Strategisch betekent dit dat het oude trans-Atlantische paradigma onder druk staat. De VS vragen zich openlijk af of Europa een vitale bondgenoot kan blijven en kondigen aan de relatie te “herzien”. Het document stelt bijvoorbeeld dat Europa te maken heeft met “beschavingsverval” (in de woorden van Washington “civilizational erasure” genoemd) en dat het zijn koers moet wijzigen om een betrouwbare bondgenoot van de VS te blijven. Deze ongezouten kritiek op de binnenlandse gang van zaken in Europese landen iets wat in dit soort strategieën ongekend is komt neer op een directe inmenging in Europese politiek. De Amerikaanse regering neemt de buitengewone stap om zich te bemoeien met Europese binnenlandse keuzes: zo prijst de NSS expliciet de opkomst van “patriottische Europese partijen” (lees: nationalistisch-rechtse partijen) en belooft men “verzet te cultiveren tegen de huidige koers van Europa binnen Europese landen”. Washington positioneert zich dus aan de kant van eurosceptische, anti-immigratiebewegingen in Europa. Dit is ongekend vijandig richting het EU-project en liberale Europese regeringen, en kan worden gezien als een poging tot politieke heroriëntatie van het continent in lijn met Trumps eigen ideologie. Europese leiders horen daarmee van hun bondgenoot de boodschap dat de EU en haar beleid (bijv. op het gebied van migratie, regulering en persvrijheid) hun samenlevingen zouden ondermijnen . Washington zegt ronduit te willen helpen “Europa op eigen benen te laten staan als een groep soevereine naties […] die primair zelf verantwoordelijk zijn voor hun verdediging” een ogenschijnlijk positieve boodschap van zelfstandigheid, ware het niet dat dit gepaard gaat met dreigende taal dat de VS hun traditionele veiligheidsparaplu mogelijk intrekken als Europa “zijn traject niet bijstelt”.

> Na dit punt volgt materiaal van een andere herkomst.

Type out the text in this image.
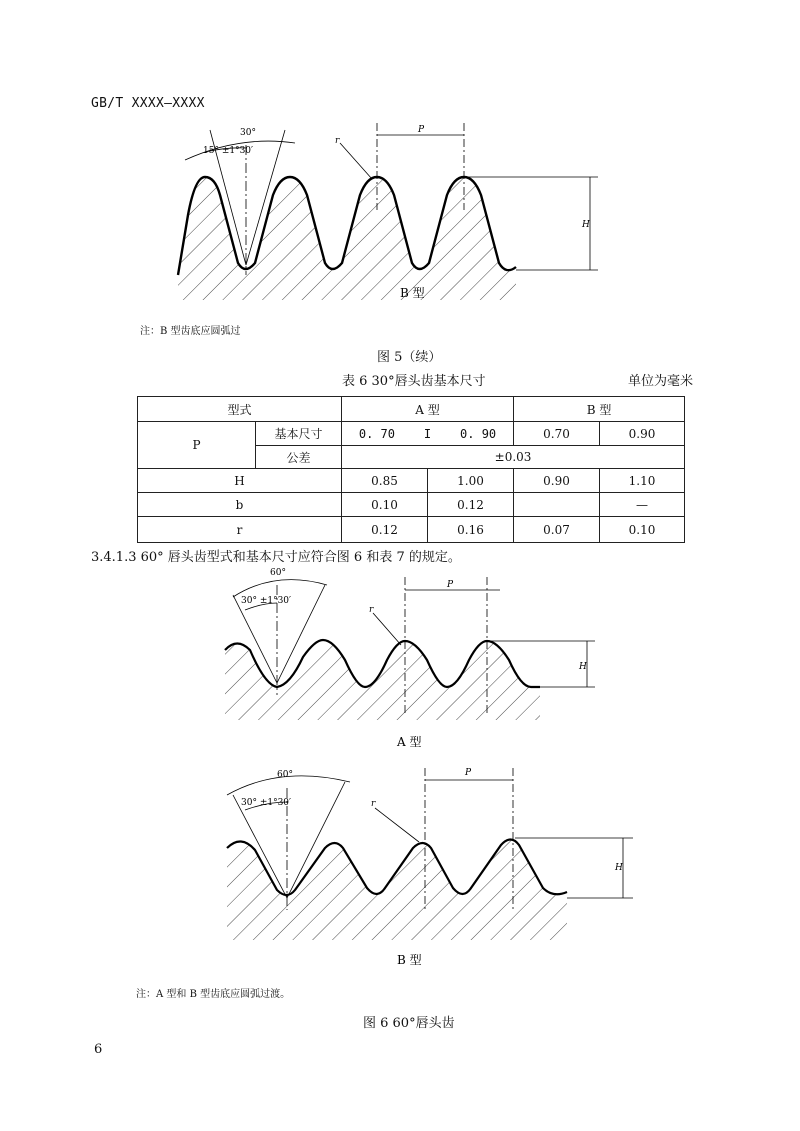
GB/T XXXX—XXXX
30°
15° ±1°30′
r
P
H
B 型
注：B 型齿底应圆弧过
图 5（续）
表 6 30°唇头齿基本尺寸	单位为毫米
型式		A 型		B 型	
P	基本尺寸	0. 70    I    0. 90		0.70	0.90
	公差	±0.03			
H		0.85	1.00	0.90	1.10
b		0.10	0.12		—
r		0.12	0.16	0.07	0.10
3.4.1.3 60° 唇头齿型式和基本尺寸应符合图 6 和表 7 的规定。
60°
30° ±1°30′
r
P
H
A 型
60°
30° ±1°30′	r
P
H
B 型
注：A 型和 B 型齿底应圆弧过渡。
图 6 60°唇头齿
6
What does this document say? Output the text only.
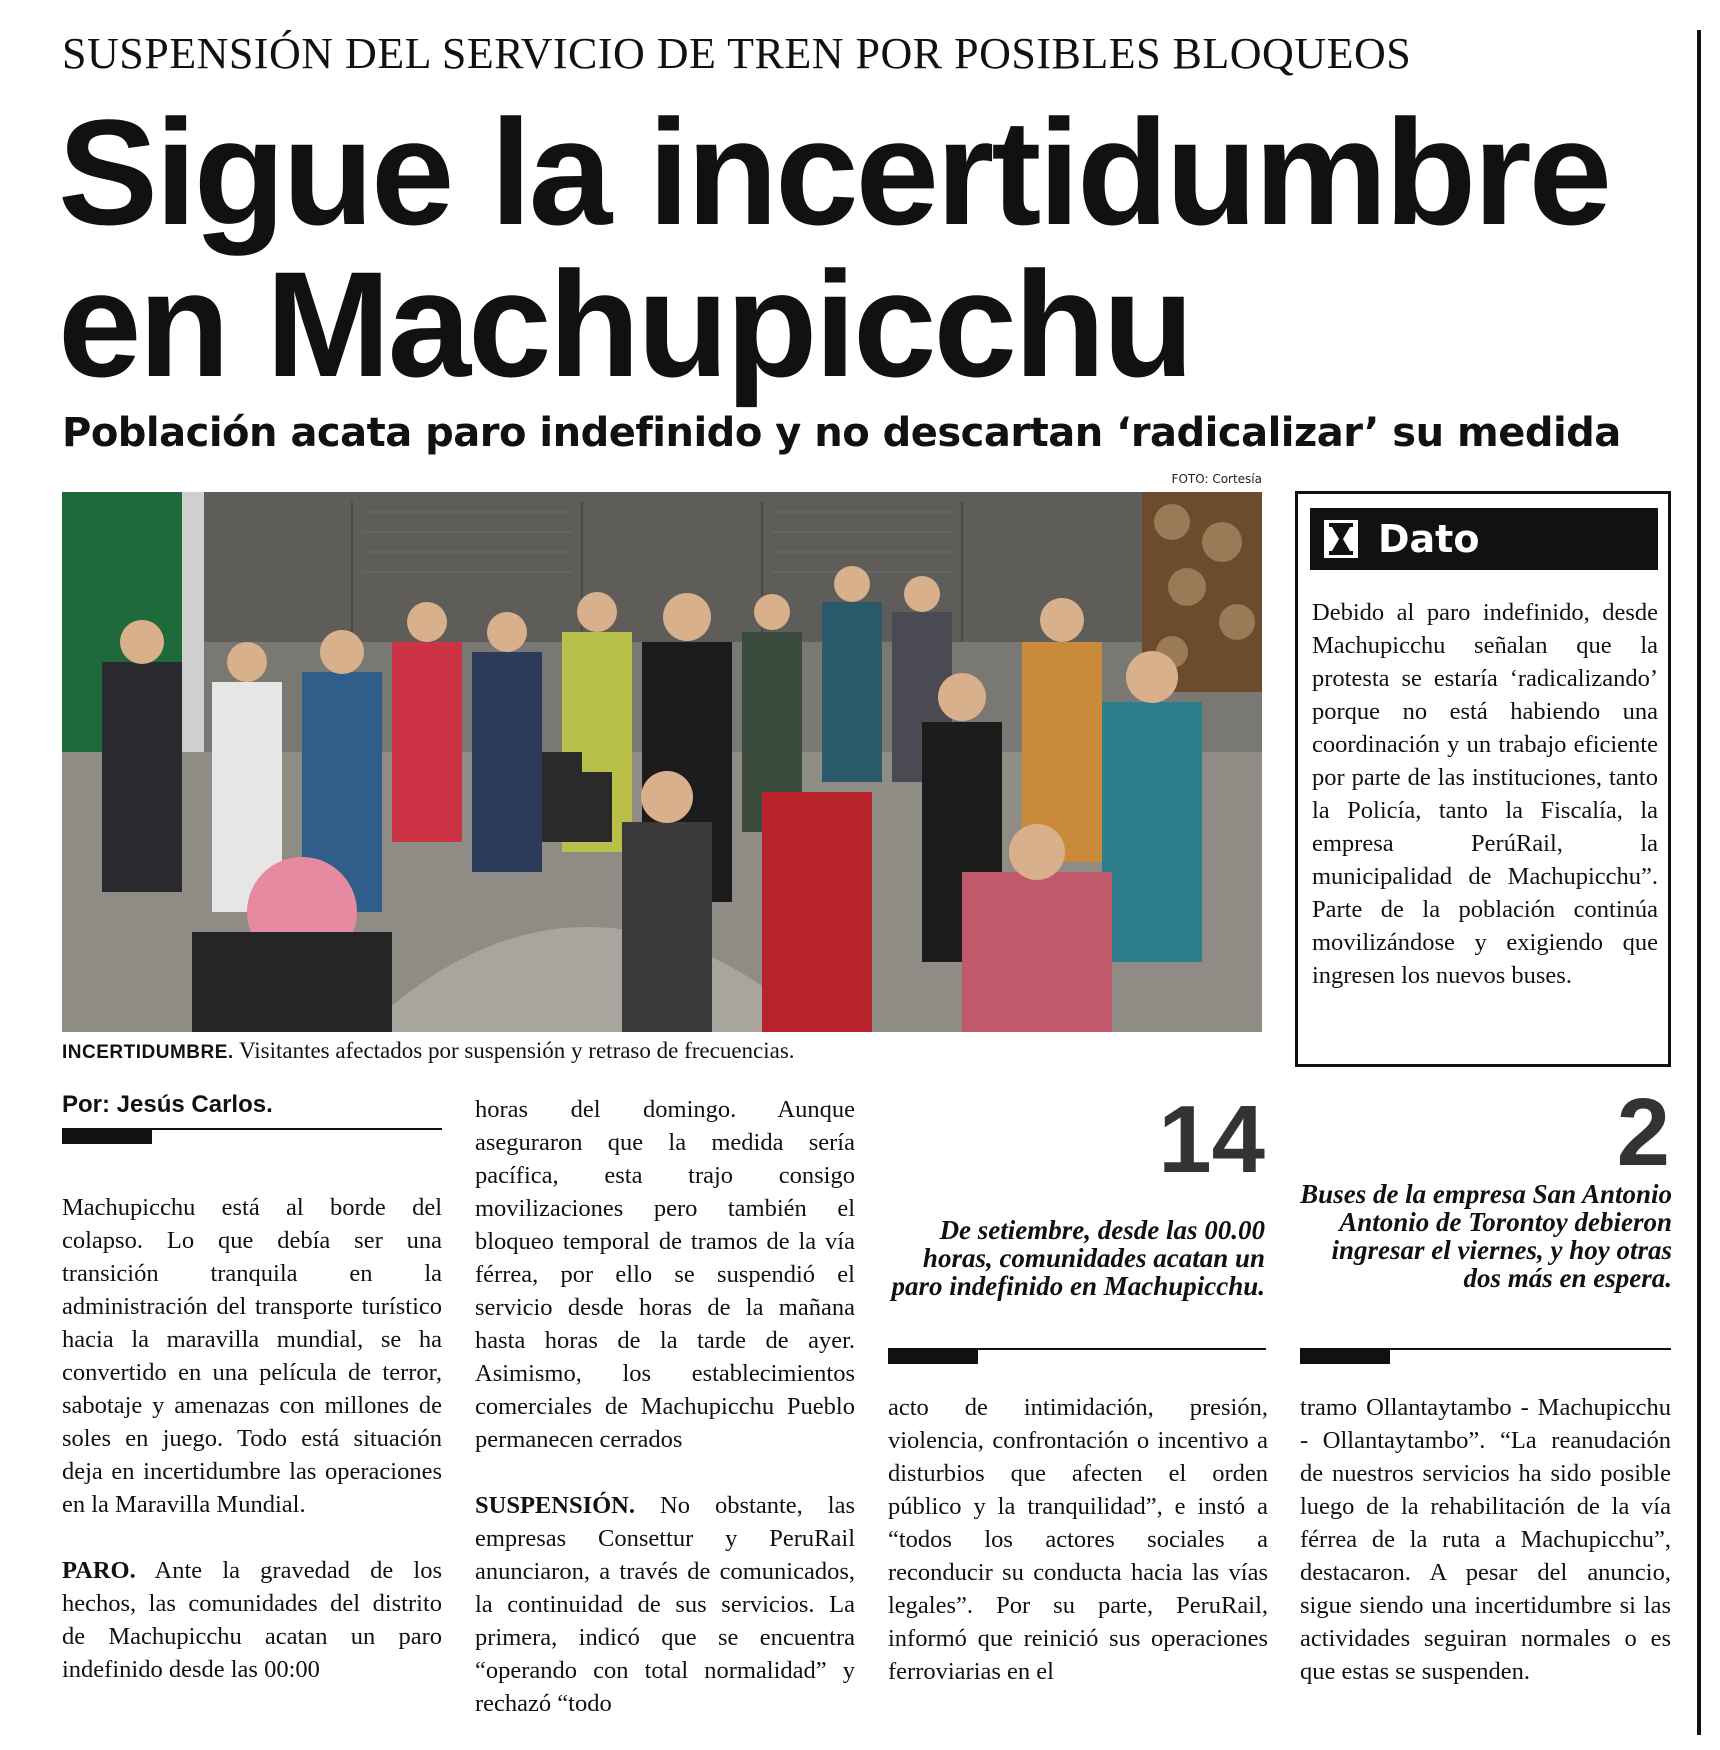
SUSPENSIÓN DEL SERVICIO DE TREN POR POSIBLES BLOQUEOS
Sigue la incertidumbre
en Machupicchu
Población acata paro indefinido y no descartan ‘radicalizar’ su medida
FOTO: Cortesía
INCERTIDUMBRE. Visitantes afectados por suspensión y retraso de frecuencias.
Dato
Debido al paro indefinido, desde Machupicchu señalan que la protesta se estaría ‘radicalizando’ porque no está habiendo una coordinación y un trabajo eficiente por parte de las instituciones, tanto la Policía, tanto la Fiscalía, la empresa PerúRail, la municipalidad de Machupicchu”. Parte de la población continúa movilizándose y exigiendo que ingresen los nuevos buses.
Por: Jesús Carlos.

Machupicchu está al borde del colapso. Lo que debía ser una transición tranquila en la administración del transporte turístico hacia la maravilla mundial, se ha convertido en una película de terror, sabotaje y amenazas con millones de soles en juego. Todo está situación deja en incertidumbre las operaciones en la Maravilla Mundial.

PARO. Ante la gravedad de los hechos, las comunidades del distrito de Machupicchu acatan un paro indefinido desde las 00:00

horas del domingo. Aunque aseguraron que la medida sería pacífica, esta trajo consigo movilizaciones pero también el bloqueo temporal de tramos de la vía férrea, por ello se suspendió el servicio desde horas de la mañana hasta horas de la tarde de ayer. Asimismo, los establecimientos comerciales de Machupicchu Pueblo permanecen cerrados

SUSPENSIÓN. No obstante, las empresas Consettur y PeruRail anunciaron, a través de comunicados, la continuidad de sus servicios. La primera, indicó que se encuentra “operando con total normalidad” y rechazó “todo

14
De setiembre, desde las 00.00 horas, comunidades acatan un paro indefinido en Machupicchu.

acto de intimidación, presión, violencia, confrontación o incentivo a disturbios que afecten el orden público y la tranquilidad”, e instó a “todos los actores sociales a reconducir su conducta hacia las vías legales”. Por su parte, PeruRail, informó que reinició sus operaciones ferroviarias en el

2
Buses de la empresa San Antonio Antonio de Torontoy debieron ingresar el viernes, y hoy otras dos más en espera.

tramo Ollantaytambo - Machupicchu - Ollantaytambo”. “La reanudación de nuestros servicios ha sido posible luego de la rehabilitación de la vía férrea de la ruta a Machupicchu”, destacaron. A pesar del anuncio, sigue siendo una incertidumbre si las actividades seguiran normales o es que estas se suspenden.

Militair heeft dit enorme implicaties. Sinds het begin van de Koude Oorlog is Europese veiligheid gebouwd op de Amerikaanse garantie (NATO’s Artikel 5). Nu zet de VS vraagtekens bij die automatische garantie. De NSS benadrukt dat “het in Amerika’s strategisch belang is Europa in staat te stellen op eigen benen te staan […] en primair verantwoordelijkheid te nemen voor de eigen defensie”. Hierbij wordt expliciet vermeld dat Europa dit moet doen “zonder door enige vijandige mogendheid te worden gedomineerd”, maar de onderliggende boodschap is duidelijk: Europa zal zelf zijn verdediging moeten dragen. Dat is in feite een herverdeling van lasten in extremere vorm dan voorheen werd besproken. Recente berichten suggereren dat Washington zelfs verlangt dat Europa op zeer korte termijn “het merendeel van de conventionele NAVO-verdediging op zich neemt van inlichtingen tot raketafweer”. Europese functionarissen noemen zulke deadlines “onrealistisch” , wat de omvang van de uitdaging onderstreept. Feitelijk verlangt de VS dat Europese NAVO-leden versneld hun militaire capaciteiten opbouwen en operaties zelfstandig kunnen uitvoeren, terwijl de Amerikanen hun troepen mogelijk verplaatsen naar andere prioriteitsgebieden (zoals Azië of het eigen halfrond).
Politiek gezien leidt de NSS tot tweespalt en onzekerheid in Europa. Aan de ene kant voelen Europese bondgenoten zich bedreigd en aangevallen door de retoriek uit Washington. De strategie waarschuwt bijvoorbeeld dat “als de huidige trends doorzetten, het continent in 20 jaar onherkenbaar zal zijn” een rechtstreeks overnemen van extreemrechts doemdenken over migratie en identiteitsverlies. Dergelijke uitspraken “echoën de praatpunten van extreemrechtse partijen in Europa” die waarschuwen voor vermeend “beschavingsverlies” door immigratie. Dat de Amerikaanse regering zulke theorieën overneemt (waaronder elementen van de rassentheoretische “grote vervanging”-complottheorie) is schokkend voor Europese hoofdsteden. Traditionele West-Europese regeringen worden hiermee ineens neergezet als dwaallichten die hun eigen beschaving te gronde richten, terwijl radicaal-rechtse oppositiepartijen worden geprezen als hoopgevend alternatief. Dit is feitelijk een Amerikaans “politiek offensief” tegen de status quo in Europa.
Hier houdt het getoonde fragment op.